The green colonial microalga Botryococcus braunii produces large amounts of hydrocarbons and accumulates them in an extracellular matrix, making it a target of research as a potential source of biofuel. Even though these hydrocarbons are accumulated in an external matrix, in general pretreatment such as drying or heating of wet algae followed by extraction using organic solvents is needed for sufficient recovery of hydrocarbons from B. braunii.

Prof. Imou's group at the Graduate School of Agricultural and Life Sciences have found that more than 90% of the accumulated hydrocarbons were readily extracted from B. braunii by simply mixing intact wet algal culture with an organic solvent such as n -hexane and without any pretreatment after culturing this freshwater alga in media with a salinity corresponding to 1/4 seawater for a certain period.

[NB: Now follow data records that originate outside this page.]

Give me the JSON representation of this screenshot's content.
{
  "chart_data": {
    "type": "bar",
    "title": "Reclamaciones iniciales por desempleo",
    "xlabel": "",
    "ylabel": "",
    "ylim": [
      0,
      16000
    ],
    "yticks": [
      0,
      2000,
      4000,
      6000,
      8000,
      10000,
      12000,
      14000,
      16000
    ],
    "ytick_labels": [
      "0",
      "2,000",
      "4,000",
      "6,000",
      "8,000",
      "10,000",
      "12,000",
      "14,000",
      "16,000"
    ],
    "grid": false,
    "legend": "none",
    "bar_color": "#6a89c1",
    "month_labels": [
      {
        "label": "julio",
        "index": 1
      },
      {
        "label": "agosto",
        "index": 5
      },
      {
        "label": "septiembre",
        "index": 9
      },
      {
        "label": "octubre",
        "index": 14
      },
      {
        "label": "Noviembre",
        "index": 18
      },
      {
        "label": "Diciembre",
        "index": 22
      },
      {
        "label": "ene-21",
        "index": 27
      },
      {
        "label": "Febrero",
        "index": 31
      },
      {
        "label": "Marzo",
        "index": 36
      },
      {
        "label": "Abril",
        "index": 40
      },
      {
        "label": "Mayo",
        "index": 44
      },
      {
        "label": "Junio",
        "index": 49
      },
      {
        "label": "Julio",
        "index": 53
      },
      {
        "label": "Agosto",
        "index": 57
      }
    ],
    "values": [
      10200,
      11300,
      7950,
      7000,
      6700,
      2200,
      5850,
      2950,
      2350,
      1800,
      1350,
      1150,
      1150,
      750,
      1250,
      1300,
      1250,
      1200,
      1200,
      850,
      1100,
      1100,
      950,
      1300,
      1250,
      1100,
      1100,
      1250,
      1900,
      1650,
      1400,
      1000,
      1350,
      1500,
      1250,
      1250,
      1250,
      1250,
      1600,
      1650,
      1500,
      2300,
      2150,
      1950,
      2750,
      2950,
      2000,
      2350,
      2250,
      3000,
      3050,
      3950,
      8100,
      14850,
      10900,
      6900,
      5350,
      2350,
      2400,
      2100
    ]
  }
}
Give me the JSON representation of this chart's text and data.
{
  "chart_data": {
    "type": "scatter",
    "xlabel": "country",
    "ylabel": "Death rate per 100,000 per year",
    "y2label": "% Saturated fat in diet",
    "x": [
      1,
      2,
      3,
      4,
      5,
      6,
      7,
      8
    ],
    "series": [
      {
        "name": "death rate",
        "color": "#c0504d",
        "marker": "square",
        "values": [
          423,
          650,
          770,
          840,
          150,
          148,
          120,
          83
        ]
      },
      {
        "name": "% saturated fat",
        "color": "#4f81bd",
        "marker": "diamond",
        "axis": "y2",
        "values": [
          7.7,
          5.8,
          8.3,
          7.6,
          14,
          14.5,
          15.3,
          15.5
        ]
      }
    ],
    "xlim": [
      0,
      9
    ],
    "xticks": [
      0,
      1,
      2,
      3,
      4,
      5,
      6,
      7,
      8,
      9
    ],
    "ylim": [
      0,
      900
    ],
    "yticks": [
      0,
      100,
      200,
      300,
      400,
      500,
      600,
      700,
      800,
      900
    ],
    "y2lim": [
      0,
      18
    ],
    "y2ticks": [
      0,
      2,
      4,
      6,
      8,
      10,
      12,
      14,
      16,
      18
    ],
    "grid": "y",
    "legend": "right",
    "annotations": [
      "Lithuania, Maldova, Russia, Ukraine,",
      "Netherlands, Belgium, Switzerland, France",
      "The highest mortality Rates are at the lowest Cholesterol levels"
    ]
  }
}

This finding indicates the potential for "milking" of hydrocarbons from the alga. If continuous recovery of hydrocarbons consecutively produced by living B. braunii maintained at high cell concentrations in the media becomes possible, problems caused by introducing contaminants into a large-size culture system of the alga could be prevented, and energy and costs for hydrocarbon production with the alga may be reduced.

This research was supported by Tokyo Gas Co. Ltd.

Paper Information

Kenichi Furuhashi, Kiyotaka Saga, Shigeru Okada, Kenji Imou, "Seawater-Cultured Botryococcus braunii for Efficient Hydrocarbon Extraction," PLoS ONE (2013) Vol.8, Issue.6, e66483, doi: 10.1371/journal.pone.0066483.